Even with antibiotic treatment, about 5 to 15% of patients relapse, so all should be followed clinically and with repeat serologic titers for 1 year.
Prevention of Brucellosis
Pasteurization of milk helps prevent brucellosis. Cheese that is made from unpasteurized milk and is aged < 3 months may be contaminated.
People handling animals or carcasses likely to be infected should wear goggles and rubber gloves and protect skin breaks from exposure. Programs to detect infection in animals, eliminate infected animals, and vaccinate young seronegative cattle and swine are required in the US and in several other countries.
There is no human vaccine; use of the animal vaccine (a live-attenuated preparation) in humans can cause infection. Immunity after human infection is short-lived, lasting about 2 years.

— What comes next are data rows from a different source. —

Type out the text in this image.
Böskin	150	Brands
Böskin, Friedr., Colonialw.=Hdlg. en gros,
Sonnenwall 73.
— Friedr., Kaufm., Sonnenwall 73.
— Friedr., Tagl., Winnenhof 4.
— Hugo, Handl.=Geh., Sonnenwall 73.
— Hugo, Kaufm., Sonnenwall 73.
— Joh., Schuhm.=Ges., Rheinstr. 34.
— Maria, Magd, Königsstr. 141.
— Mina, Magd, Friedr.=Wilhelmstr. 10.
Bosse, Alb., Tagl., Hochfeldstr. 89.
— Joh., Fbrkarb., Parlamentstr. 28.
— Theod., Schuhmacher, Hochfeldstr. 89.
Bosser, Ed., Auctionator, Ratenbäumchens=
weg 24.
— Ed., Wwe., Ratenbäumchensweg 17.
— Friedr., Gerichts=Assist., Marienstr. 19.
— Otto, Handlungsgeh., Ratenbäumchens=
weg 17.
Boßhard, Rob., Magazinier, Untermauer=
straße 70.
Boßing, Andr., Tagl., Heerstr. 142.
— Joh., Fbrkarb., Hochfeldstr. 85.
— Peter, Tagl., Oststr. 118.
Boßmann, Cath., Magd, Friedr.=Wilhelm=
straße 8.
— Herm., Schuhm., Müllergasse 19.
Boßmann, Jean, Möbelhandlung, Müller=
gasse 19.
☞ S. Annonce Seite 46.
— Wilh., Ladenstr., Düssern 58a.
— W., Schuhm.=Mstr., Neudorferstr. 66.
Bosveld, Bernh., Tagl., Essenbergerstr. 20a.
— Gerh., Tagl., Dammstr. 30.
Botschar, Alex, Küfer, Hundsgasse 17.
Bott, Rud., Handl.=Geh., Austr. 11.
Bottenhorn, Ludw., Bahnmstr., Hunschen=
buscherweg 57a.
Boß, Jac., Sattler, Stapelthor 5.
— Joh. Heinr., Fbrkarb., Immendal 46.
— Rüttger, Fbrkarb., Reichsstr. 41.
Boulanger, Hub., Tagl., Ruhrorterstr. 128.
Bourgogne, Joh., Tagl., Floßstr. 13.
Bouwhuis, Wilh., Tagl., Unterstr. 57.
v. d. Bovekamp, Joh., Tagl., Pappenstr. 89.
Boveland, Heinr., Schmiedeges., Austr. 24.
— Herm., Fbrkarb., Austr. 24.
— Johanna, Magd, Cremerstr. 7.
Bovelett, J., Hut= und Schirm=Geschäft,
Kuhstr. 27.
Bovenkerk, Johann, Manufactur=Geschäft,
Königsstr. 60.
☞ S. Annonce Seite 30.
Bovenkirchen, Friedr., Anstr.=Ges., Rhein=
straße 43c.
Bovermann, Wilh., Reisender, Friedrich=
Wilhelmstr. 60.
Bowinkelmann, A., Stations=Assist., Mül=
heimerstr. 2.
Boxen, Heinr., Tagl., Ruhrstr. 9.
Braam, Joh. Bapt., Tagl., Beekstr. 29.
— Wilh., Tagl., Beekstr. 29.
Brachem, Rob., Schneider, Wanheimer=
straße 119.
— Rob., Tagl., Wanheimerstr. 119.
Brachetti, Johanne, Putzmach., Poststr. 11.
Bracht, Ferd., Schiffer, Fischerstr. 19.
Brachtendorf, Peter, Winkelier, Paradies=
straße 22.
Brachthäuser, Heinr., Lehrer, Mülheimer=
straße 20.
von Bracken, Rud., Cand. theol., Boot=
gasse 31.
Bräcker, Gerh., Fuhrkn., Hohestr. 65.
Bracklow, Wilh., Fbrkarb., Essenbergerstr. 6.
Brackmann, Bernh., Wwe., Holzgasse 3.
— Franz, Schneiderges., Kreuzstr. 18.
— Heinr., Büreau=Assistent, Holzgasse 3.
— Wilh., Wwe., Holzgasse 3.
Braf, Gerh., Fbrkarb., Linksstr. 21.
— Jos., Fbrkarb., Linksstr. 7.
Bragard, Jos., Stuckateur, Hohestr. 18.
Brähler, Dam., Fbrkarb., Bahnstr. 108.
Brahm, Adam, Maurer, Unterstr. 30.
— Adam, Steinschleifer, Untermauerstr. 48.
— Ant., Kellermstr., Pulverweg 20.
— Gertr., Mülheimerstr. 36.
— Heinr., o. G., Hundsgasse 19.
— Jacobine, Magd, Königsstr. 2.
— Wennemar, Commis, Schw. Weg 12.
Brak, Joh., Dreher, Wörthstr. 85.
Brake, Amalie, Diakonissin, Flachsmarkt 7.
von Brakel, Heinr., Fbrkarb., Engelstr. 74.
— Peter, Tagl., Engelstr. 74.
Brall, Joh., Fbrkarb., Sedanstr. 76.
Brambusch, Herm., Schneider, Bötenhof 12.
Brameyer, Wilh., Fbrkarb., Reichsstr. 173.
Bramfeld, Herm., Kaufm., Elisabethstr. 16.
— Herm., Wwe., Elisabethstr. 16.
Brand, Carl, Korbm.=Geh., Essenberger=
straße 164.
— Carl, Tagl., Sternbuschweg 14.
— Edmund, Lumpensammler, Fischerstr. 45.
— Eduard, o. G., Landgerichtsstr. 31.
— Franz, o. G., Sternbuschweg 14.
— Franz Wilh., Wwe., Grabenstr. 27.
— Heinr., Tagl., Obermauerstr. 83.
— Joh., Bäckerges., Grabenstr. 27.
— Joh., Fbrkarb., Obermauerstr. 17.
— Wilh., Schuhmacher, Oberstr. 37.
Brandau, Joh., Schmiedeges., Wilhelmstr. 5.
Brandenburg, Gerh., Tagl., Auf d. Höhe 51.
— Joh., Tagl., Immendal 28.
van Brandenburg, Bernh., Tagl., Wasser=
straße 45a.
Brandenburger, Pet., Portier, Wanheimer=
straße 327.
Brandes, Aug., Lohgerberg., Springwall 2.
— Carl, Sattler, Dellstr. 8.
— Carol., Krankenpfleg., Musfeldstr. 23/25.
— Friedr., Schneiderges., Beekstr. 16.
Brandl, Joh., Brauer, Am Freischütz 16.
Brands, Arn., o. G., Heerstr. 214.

Postexposure antibiotic prophylaxis is recommended for high-risk people (eg, those who have unprotected exposure to infected animals or laboratory samples, who were exposed to the vaccine with B. abortus [strain RB51)). Regimens include doxycycline 100 mg orally 2 times a day plus rifampin 600 mg orally once a day for 3 weeks; rifampin is not used for exposure to the vaccine with B. abortus (strain RB51), which is resistant to rifampin.
Brucellosis is acquired by direct contact with secretions and excretions of infected animals or by ingestion of contaminated food or dairy products.
Infection typically causes fever and constitutional symptoms, but specific organs (eg, brain, meninges, heart, liver, bones) are rarely affected.
Most patients recover in 2 to 3 weeks, even without treatment, but some develop subacute, intermittent, or chronic disease.
Diagnose using cultures of blood, bone marrow, or cerebrospinal fluid and acute and convalescent serologic testing.
Treat most patients with 2 antibiotics, typically doxycycline plus either rifampin, an aminoglycoside, or ciprofloxacin; monitor patients up to 1 year for relapse.